The Challenge of Speaker Diarization
Speaker Diarization is the task to partition audio recordings into segments corresponding to the identity of the speaker. In short, a task to identify “who spoke when”. Speaker diarization can be used to analyze audio data in various scenarios, such as business meetings, court proceedings, online videos, just to name a few. However, it is also a very challenging task since characteristics of several speakers have to be jointly modelled.
Traditionally, a diarization system is a combination of multiple, independent sub-modules, which are optimized individually. Recently, end-to-end deep learning methods are becoming more popular. The metric for speaker diarization is diarization error rate (DER), which is the sum of false alarm, missed detection and confusion between speaker labels.
In this article, we will introduce our upcoming speaker diarization system first, then give an overview of the latest research in end-to-end speaker diarization.
Our product uses a traditional diarization pipeline, which consists of several components: speech turn segmentation, speaker embedding extraction, and clustering. We utilize pyannote.audio , an open-source toolkit for speaker diarization, to train most of our models.

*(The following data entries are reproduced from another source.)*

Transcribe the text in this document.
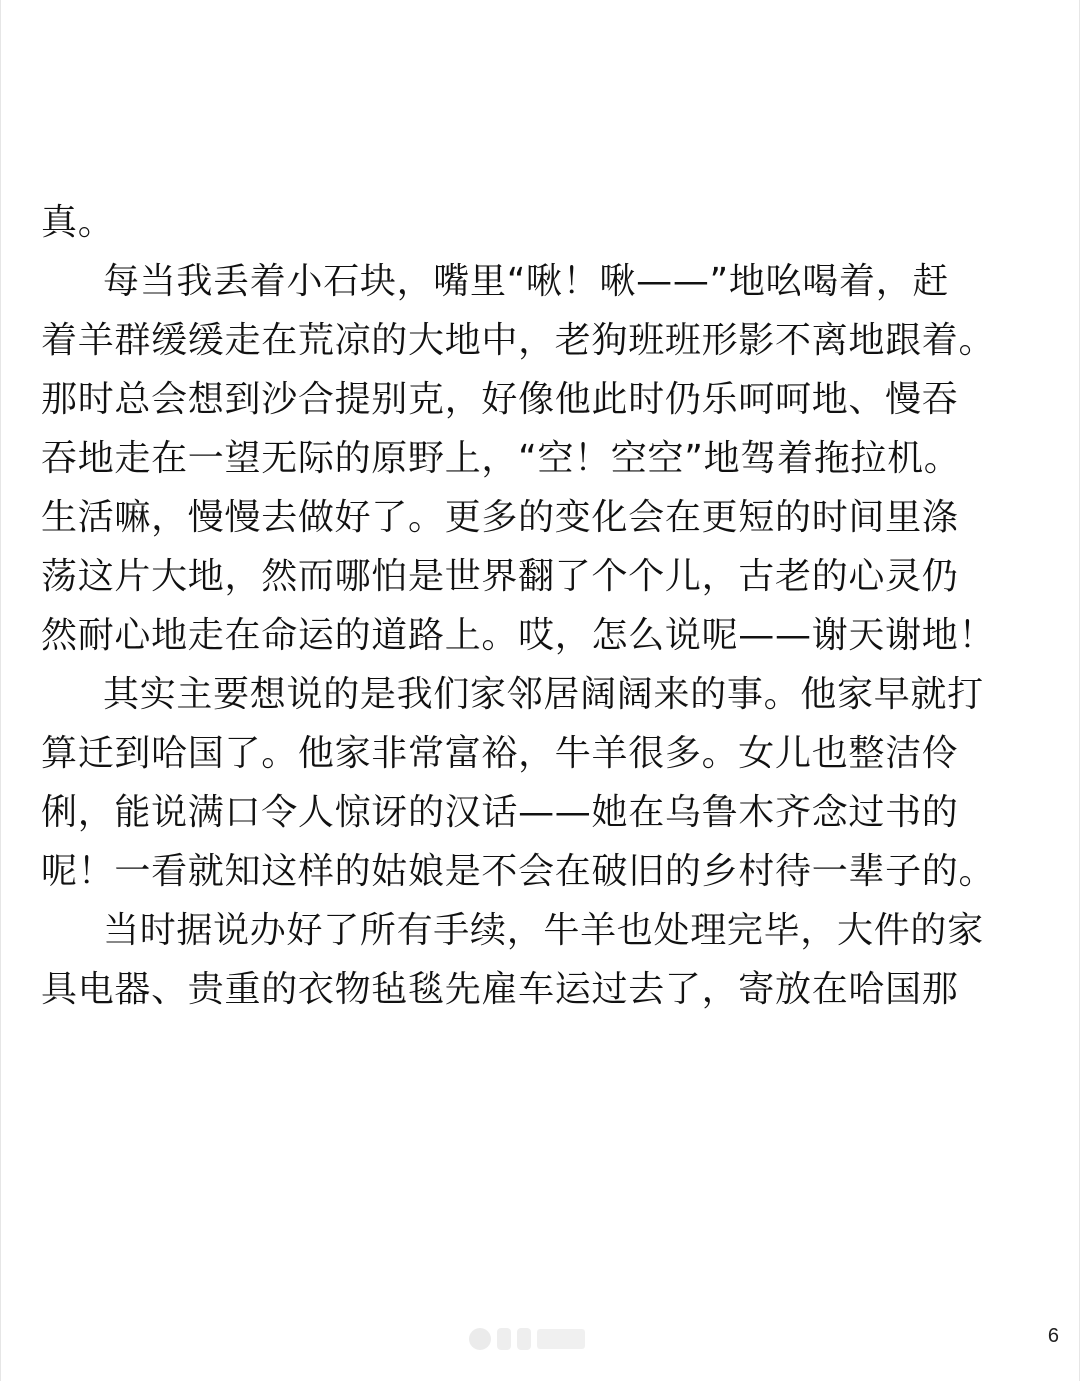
真。
每当我丢着小石块，嘴里“啾！啾——”地吆喝着，赶
着羊群缓缓走在荒凉的大地中，老狗班班形影不离地跟着。
那时总会想到沙合提别克，好像他此时仍乐呵呵地、慢吞
吞地走在一望无际的原野上，“空！空空”地驾着拖拉机。
生活嘛，慢慢去做好了。更多的变化会在更短的时间里涤
荡这片大地，然而哪怕是世界翻了个个儿，古老的心灵仍
然耐心地走在命运的道路上。哎，怎么说呢——谢天谢地！
其实主要想说的是我们家邻居阔阔来的事。他家早就打
算迁到哈国了。他家非常富裕，牛羊很多。女儿也整洁伶
俐，能说满口令人惊讶的汉话——她在乌鲁木齐念过书的
呢！一看就知这样的姑娘是不会在破旧的乡村待一辈子的。
当时据说办好了所有手续，牛羊也处理完毕，大件的家
具电器、贵重的衣物毡毯先雇车运过去了，寄放在哈国那
6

1. Speech Turn Segmentation
The first step of our diarization system is to partition the audio recordings into possible speaker turn segments. A voice activity detection model is used to detect speech regions, while removing non-speech parts. Speaker change detection model is used to detect speaker change points in the audio. Each of these models are trained to optimize a sequence labeling task: With sequence of audio features as input, output a sequence of labels.
For both models, there are some tunable hyperparameters which determine how sensitive the models are on segmenting the audio. For the speaker change detection model, only audio frames with detection score higher than the threshold “alpha” are marked as speaker change points. We notice that it is generally more beneficial to segment more aggressively (i.e. split the whole audio into more segments) in the speech turn segmentation stage, so as to make sure most segments only contain one speaker. After the clustering stage, we can merge segments assigned to the same speaker for better Speech Recognition performance in following stages.
2. Speaker Embedding Extraction
After performing speech turn segmentation, in order to facilitate clustering of speaker segments in the clustering module, a speaker embedding model is used to obtain a compact, fine-grained representation for each segment.
The model we choose is SincTDNN which is basically a x-vector architecture where filters are learned instead of being handcrafted. Additive angular margin loss is applied to train the model.
We utilize CNCELEB , an open source large-scale chinese speaker recognition dataset, to fine tune the model pretrained on voxceleb. CNCELEB is a challenging, multi-domain dataset consisting of 3,000 speakers in 11 different genres. By using such a diverse dataset, we expect our model to be stable enough when facing various real life scenarios. We also notice that only very few epoch is needed to fine tune the model, and that speaker embedding with lower EER may not always imply lower diarization error rate.
Traditional cluster methods can be used to cluster the speaker embedding, identifying which speaker each segment belongs to. In our system, we leverage affinity propagation for short audio, and KMeans for long audio. Since we do not know how many speakers are in the recording, affinity propagation has relatively better performance than KMeans as it can determine the number of clusters directly. While for KMeans, we estimate the best number of clusters by finding the elbow of derivatives in MSCD. However, we resort to KMeans instead of affinity propagation for longer audio files since affinity propagation tends to be slower in this situation.
Combining all components
With all the aforementioned components trained, we can combine them into a complete pipeline for diarization. Several hyperparameters are optimized jointly to minimize diarization error rate on a certain dataset.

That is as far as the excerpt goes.